Backwardation in ES occurs when the S&P 500 dividend yield exceeds the risk-free rate. With rates near zero and the index paying 1.5–2% in dividends, futures holders miss dividends and need to be compensated — so futures price below the spot index. The Fed's near-zero rate policy produced exactly this condition twice in recent decades.

How does contango affect the roll cost in ES futures?

In contango, rolling from the expiring contract to the next quarterly contract means selling near spot and buying at the next contract's premium. With net carry of 3% annually, quarterly rolls cost roughly 0.75% per roll — about 3% per year in annualized drag on a long ES position.

Can ES, NQ, and RTY be in different curve structures simultaneously?

Theoretically yes, but rarely in practice.
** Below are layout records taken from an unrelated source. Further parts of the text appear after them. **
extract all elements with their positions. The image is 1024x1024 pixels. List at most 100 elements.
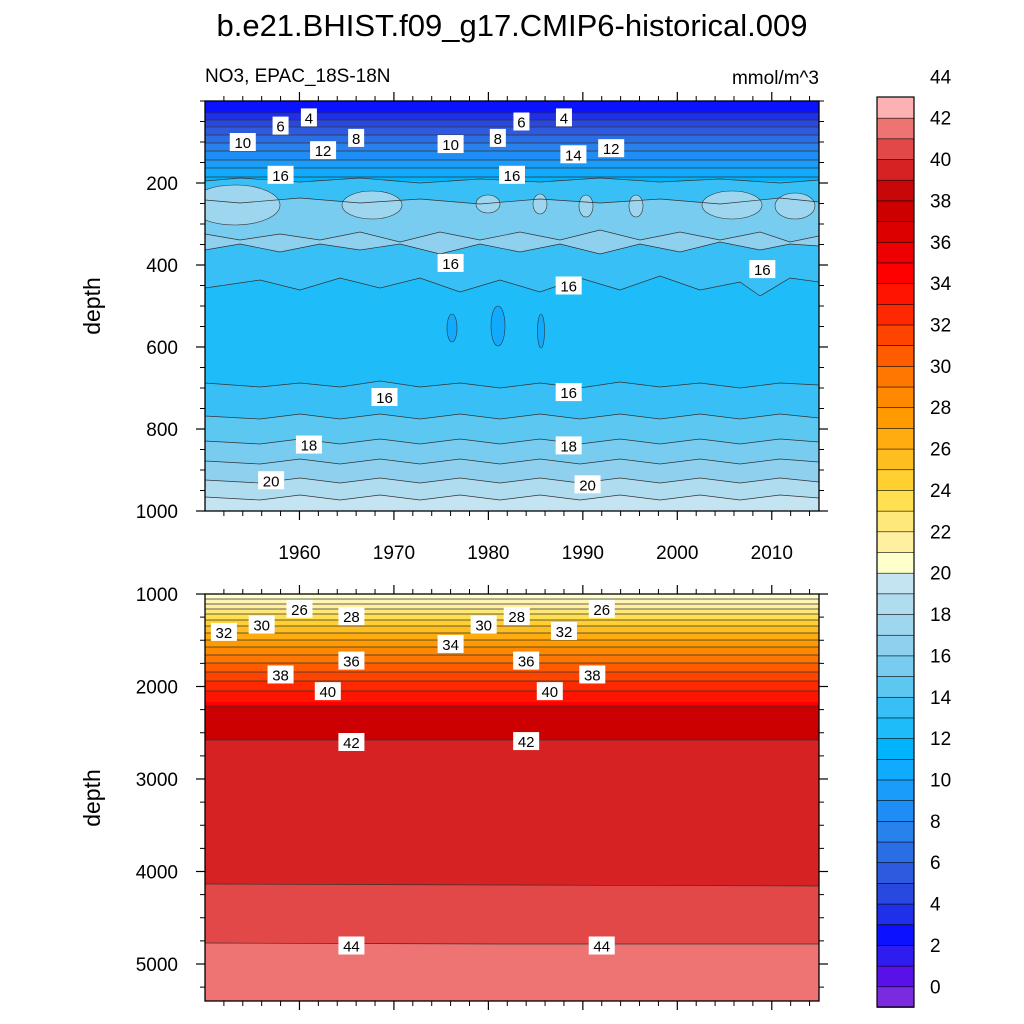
contour-label: 34 — [442, 637, 459, 654]
contour-label-bg — [536, 682, 563, 701]
contour-label-bg — [574, 475, 601, 494]
colorbar-swatch — [876, 117, 915, 140]
colorbar-swatch — [876, 717, 915, 739]
upper-band-13 — [205, 143, 819, 152]
colorbar-swatch — [876, 510, 915, 533]
contour-label: 8 — [494, 131, 502, 148]
contour-label-bg — [555, 436, 582, 455]
contour-label-bg — [555, 276, 582, 295]
upper-band-deep4 — [205, 459, 819, 483]
upper-band-18 — [205, 230, 819, 254]
chart-title: b.e21.BHIST.f09_g17.CMIP6-historical.009 — [216, 8, 807, 43]
upper-band-deep6 — [205, 495, 819, 511]
contour-label: 16 — [442, 256, 459, 273]
upper-blob — [701, 190, 763, 220]
colorbar-swatch — [876, 944, 915, 967]
contour-label: 8 — [352, 131, 360, 148]
contour-label: 36 — [343, 654, 360, 671]
lower-contour-lines — [205, 598, 819, 945]
colorbar-swatch — [876, 882, 915, 905]
contour-label: 28 — [508, 609, 525, 626]
colorbar-swatch — [876, 655, 915, 677]
contour-label-bg — [258, 471, 285, 490]
lower-band-44 — [205, 884, 819, 944]
x-tick-label: 1990 — [562, 543, 604, 564]
colorbar-swatch — [876, 179, 915, 202]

Each futures market has its own dividend yield. NQ typically shows more contango percentage-wise because Nasdaq 100 companies pay very low dividends (~0.6%). RTY (Russell 2000) companies pay higher dividends on average, so RTY contango is typically smaller than ES. All three would need rates below their respective dividend yields to go into backwardation — which doesn't happen simultaneously at different thresholds in practice.

What is the difference between equity index contango and commodity contango?

Commodity contango is driven by storage costs and convenience yield — the economic benefit of having physical inventory on hand. Equity index futures have no storage costs and no convenience yield; their contango is purely a rate-minus-dividend calculation. This makes index futures far more predictable than commodity forward curves.